Clustered above the fireplace, twenty ceramic death masks of Anne Boleyn confront the viewer, vying for attention with their succulent glazes that complement the palette of Owen’s surrounding paintings. On the adjacent walls, twelve paintings of Bolina can be found, some abstracted, some more identifiable – all made with gestural brushstokes and a formal use of line and form that only hints at figuration in a metaphysical way - begging the viewer to decide whether to authenticate Boleyn’s identity or keep the myth alive.
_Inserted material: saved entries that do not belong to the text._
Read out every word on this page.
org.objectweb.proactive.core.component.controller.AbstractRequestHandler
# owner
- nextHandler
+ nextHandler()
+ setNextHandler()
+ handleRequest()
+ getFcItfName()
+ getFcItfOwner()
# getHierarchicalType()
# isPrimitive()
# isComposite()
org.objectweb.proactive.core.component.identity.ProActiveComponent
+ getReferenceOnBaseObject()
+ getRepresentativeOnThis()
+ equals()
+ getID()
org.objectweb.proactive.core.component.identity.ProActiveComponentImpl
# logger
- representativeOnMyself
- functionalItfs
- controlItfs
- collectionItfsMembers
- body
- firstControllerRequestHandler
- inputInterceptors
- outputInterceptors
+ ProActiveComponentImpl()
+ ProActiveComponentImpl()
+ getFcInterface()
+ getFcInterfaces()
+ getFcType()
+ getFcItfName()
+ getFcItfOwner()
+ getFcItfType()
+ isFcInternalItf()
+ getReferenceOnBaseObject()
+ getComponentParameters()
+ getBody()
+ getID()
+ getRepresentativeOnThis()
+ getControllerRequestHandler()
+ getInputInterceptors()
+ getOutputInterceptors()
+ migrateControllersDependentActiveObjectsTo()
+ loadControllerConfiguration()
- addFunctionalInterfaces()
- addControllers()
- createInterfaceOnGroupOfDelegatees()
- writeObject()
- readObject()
Born in 1984 in the UK, Laurence Owen lives and works in London where he will finish his postgraduate studies at the Royal Academy Schools in 2015. Owen graduated from Falmouth College with a BA in Fine Art in 2005. Recent solo exhibitions include those at Art Exchange, Colchester, UK (2012) and 20 Hoxton Square, London (2011 and 2009). Owen’s work has been featured in the following recent group shows: Laurence Owen and Vivien Zhang, Rook and Raven Gallery, London (2014); Premiums Interim Projects, Royal Academy Schools, London (2014); At Home Salon, Marcelle Joseph Projects, Ascot, UK (2014); Iconoclasts, Lloyds Club, London (2011); 5 Artists, Post Box Gallery at Phillips de Pury, London (2008); 20 Artists, 20 Hoxton Square, London (2007); and In the Darkest Hour There May Be Light, Damien Hirst’s Murderme Collection, Serpentine Gallery, London (2007).